Is it possible to convert gravitational energy directly into electrical energy? It is possible to produce strong gravitational accelerations on the free electrons of a conductor in order to obtain electrical current. This allows the conversion of gravitational energy directly into electrical energy.
Considering that there is formal analogy between gravitational theory and electromagnetic theory, then it seems like that such a proposition is possible, at least theoretically.
And if it is indeed possible to convert gravitational energy into electrical energy, will it imply potential destruction of natural gravitational field?
 A: Suppose you have a charged parallel plate capacitor, with fixed equal and opposite charges on the plates. Both plates are parallel to the ground (i.e. perpendicular to the gravitational field). The upper plate is fixed, and the lower plate can be released to fall a certain distance under the influence of gravity. You release the lower plate, and the plate spacing gets bigger as it falls. Neglecting fringe fields, the electric field between the capacitor plates stays the same, but now occupies a greater volume, so more energy is stored in the electric field. You have converted gravitational potential energy directly into electrical energy. You have not destroyed the gravitational field in the process.
A: Electromagnetic interaction is about $10^{35}$ times stronger than gravitational interaction, which is why e.g. a television cathode ray tube (yes, I'm old) would work all the same on the Moon as on Earth, even though the Moon's gravitation on the surface is only a fraction of the Earth's. The electrons are so fast that they have left the apparatus before they even notice they are in a gravity well: At 3000V in a  CRT they are apparently accelerated to 1/10 c, or 30,000,000 m/s, giving them 33 nanoseconds or so within a 1 m CRT. During that time they fall $s = 1/2 a t^2 = 1/2 * 9.81m/s^2 * (33*10^{-9}s)^2 \approx 5.3*10^{-15}m$.

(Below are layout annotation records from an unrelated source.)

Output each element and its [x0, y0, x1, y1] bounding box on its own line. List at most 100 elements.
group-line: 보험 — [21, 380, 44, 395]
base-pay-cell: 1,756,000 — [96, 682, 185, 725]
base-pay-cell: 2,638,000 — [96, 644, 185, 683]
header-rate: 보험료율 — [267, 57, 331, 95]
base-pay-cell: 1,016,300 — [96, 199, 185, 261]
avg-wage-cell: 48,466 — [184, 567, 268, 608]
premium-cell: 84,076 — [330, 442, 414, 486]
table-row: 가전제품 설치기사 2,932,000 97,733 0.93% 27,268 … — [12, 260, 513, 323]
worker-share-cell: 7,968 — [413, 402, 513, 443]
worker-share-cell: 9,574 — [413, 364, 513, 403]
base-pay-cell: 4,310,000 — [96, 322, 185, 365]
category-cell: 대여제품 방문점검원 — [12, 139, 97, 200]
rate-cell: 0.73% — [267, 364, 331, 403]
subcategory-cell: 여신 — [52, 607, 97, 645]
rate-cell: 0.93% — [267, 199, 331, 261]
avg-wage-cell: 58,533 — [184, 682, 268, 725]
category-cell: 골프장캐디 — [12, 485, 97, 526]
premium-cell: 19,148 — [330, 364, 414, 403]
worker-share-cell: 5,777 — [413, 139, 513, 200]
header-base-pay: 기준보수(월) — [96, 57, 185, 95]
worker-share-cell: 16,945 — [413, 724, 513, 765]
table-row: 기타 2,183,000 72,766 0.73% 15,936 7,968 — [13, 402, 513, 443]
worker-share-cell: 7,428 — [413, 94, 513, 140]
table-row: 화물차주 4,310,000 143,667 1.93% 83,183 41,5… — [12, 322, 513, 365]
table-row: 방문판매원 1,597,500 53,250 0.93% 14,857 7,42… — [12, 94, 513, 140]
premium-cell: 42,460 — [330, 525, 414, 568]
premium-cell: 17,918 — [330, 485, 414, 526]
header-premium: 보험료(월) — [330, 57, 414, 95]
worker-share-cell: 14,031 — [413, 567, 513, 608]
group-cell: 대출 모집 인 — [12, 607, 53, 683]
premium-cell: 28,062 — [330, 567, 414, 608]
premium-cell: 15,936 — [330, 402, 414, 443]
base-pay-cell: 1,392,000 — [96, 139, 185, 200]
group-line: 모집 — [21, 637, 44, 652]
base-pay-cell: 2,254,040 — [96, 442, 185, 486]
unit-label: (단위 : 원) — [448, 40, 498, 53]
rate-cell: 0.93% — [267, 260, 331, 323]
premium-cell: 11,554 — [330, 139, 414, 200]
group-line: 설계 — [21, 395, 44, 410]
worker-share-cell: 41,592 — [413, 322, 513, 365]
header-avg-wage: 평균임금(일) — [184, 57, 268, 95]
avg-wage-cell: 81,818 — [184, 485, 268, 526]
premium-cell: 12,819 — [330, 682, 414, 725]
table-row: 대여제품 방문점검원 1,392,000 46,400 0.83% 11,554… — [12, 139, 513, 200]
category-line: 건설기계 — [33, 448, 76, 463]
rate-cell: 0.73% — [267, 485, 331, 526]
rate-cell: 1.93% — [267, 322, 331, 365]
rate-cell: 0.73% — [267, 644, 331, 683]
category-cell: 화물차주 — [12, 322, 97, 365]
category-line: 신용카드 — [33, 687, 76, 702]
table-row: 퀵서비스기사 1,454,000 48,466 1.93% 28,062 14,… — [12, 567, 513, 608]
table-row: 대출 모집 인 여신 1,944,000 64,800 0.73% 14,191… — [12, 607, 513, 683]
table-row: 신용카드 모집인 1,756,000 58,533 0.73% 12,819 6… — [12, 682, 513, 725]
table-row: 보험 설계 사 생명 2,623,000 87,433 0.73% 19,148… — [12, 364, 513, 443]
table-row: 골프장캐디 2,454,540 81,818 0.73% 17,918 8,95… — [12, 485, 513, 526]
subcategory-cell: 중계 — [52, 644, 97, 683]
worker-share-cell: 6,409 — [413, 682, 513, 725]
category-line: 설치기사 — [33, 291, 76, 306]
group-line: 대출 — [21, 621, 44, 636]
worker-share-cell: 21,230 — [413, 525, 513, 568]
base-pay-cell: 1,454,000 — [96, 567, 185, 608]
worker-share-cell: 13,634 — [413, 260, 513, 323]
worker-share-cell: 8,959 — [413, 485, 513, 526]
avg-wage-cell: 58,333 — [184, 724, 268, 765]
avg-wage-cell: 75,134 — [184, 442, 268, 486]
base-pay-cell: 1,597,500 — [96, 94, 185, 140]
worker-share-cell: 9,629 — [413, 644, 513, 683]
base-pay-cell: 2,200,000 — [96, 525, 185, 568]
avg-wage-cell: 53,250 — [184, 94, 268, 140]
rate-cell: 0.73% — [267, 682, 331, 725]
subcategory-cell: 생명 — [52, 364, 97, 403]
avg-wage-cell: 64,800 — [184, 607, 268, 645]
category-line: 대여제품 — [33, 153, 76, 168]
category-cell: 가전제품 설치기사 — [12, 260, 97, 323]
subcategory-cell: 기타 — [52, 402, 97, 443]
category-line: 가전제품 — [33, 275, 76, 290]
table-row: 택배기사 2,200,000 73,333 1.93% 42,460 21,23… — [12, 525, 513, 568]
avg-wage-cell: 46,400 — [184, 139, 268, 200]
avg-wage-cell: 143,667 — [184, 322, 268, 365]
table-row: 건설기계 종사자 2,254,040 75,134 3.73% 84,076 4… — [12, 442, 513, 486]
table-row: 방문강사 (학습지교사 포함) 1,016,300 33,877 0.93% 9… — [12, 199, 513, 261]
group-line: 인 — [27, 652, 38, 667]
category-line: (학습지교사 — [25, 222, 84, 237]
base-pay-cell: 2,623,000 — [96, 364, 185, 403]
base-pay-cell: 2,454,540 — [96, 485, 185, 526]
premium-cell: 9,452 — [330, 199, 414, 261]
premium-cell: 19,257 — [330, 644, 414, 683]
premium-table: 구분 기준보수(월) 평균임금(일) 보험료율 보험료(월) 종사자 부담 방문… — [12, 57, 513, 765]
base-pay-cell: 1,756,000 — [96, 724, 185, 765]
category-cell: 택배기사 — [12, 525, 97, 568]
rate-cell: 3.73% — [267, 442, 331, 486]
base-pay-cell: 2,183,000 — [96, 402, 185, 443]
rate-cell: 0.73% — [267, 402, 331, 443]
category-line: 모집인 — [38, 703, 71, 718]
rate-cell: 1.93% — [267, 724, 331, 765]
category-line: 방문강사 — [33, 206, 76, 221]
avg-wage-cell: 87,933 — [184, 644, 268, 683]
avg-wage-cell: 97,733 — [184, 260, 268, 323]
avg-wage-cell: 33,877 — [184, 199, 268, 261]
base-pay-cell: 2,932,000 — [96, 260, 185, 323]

Electrons are also very light, hundreds of times lighter than the neutrons and protons, and therefore are heavily accelerated by electric fields but don't gain much energy from gravitational fields. Even the capacitor experiment suggested by Puk doesn't use the gravitational force on the electrons (much) — those would go wherever the electrostatic field wants them to. Instead, he converted the gravitational energy of the much heavier protons and neutrons. It is also noteworthy that the vast majority of atoms in a normal metal plate capacitor is electrically neutral. The charge is measured in Coulomb, which is $6.24*10^{18}$ electrons, as opposed to about $10^{25}$ atoms in a kg of copper. At a charge of 1 Coulomb in a one kg capacitor there are about a million neutral copper atoms before you are finding a lacking or excess electron. If all of the atoms were ionized the electrostatic force would be much stronger than the gravitation.
A: If you have two objects that are charged with the same polarity, but the electrical force between them is slightly less than the gravitational pull, then they will accelerate towards each other, but this acceleration will be partially counteracted by the repulsion between them. The gravitational field goes work on the objects, the objects do work on the electrical field, and so part of the gravitational potential energy is converted to electrical potential energy.